WPA member Tacuma Ogunseye, in a letter to the editor of this newspaper, said that Green should not be singled out for treatment and that the bill should be in the name of former prime ministers.
“This recklessness gives the opposition PPP/C the ammunition they need to continue their relentless attacks on the APNU+AFC government. I can’t
understand why the cabinet would make such a controversial decision, particularly in light of its failure to reach an amicable agreement with the public servants and their representatives,” he wrote.
However, Green has welcomed the bill as “timely, just, fair, and in order,” while noting that he has been living skimpily on the largesse of his wife and children.

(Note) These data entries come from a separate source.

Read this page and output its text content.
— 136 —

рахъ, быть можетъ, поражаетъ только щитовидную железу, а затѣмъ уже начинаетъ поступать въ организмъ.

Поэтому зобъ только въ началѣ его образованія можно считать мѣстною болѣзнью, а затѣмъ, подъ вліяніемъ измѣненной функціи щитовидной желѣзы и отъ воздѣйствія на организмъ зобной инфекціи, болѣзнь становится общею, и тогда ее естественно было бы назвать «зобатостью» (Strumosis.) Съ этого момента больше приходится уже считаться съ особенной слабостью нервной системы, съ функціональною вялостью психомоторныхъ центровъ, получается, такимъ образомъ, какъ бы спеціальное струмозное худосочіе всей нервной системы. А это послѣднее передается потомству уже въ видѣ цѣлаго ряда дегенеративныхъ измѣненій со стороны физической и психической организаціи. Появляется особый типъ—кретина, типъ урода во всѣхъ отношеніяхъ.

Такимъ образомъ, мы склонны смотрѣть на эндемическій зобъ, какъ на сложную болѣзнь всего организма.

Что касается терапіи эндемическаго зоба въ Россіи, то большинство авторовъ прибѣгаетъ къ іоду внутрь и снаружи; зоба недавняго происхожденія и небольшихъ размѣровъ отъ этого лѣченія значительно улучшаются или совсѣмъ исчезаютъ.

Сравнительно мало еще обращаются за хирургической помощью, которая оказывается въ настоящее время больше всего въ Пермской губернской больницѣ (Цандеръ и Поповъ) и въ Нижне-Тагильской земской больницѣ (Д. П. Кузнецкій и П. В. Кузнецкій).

Asked about benefits he receives as a former mayor, Green said that the stipend was “nothing to brag about,” while noting that it was some $30,000 to $40,000. “If it wasn’t for my wife and children, where would I be? I am not ashamed to say it: I have been able to maintain a certain level of living thanks to them,” he told Stabroek News.
He did, however, noted that the bill should not have been made specific to him but all Prime Ministers, while pointing out that when the PPP/C enacted the legislation on the benefits for former presidents, it did not include the Prime Minister. “I don’t know why but probably because there was [former Prime Minister] Sam Hinds that would have served as president himself and would have benefitted from the president’s benefits anyhow. Only PPP members benefit from that bill, you have [former President Bharrat] Jagdeo, Hinds and [former President Donald] Ramotar,” he told Stabroek News.
Green is of the view that every former Prime Minister should get the benefits, in keeping with the global practices, to enjoy a level of comfort that they had while in the post. He also said that benefits for former ministers and parliamentarians should also be addressed.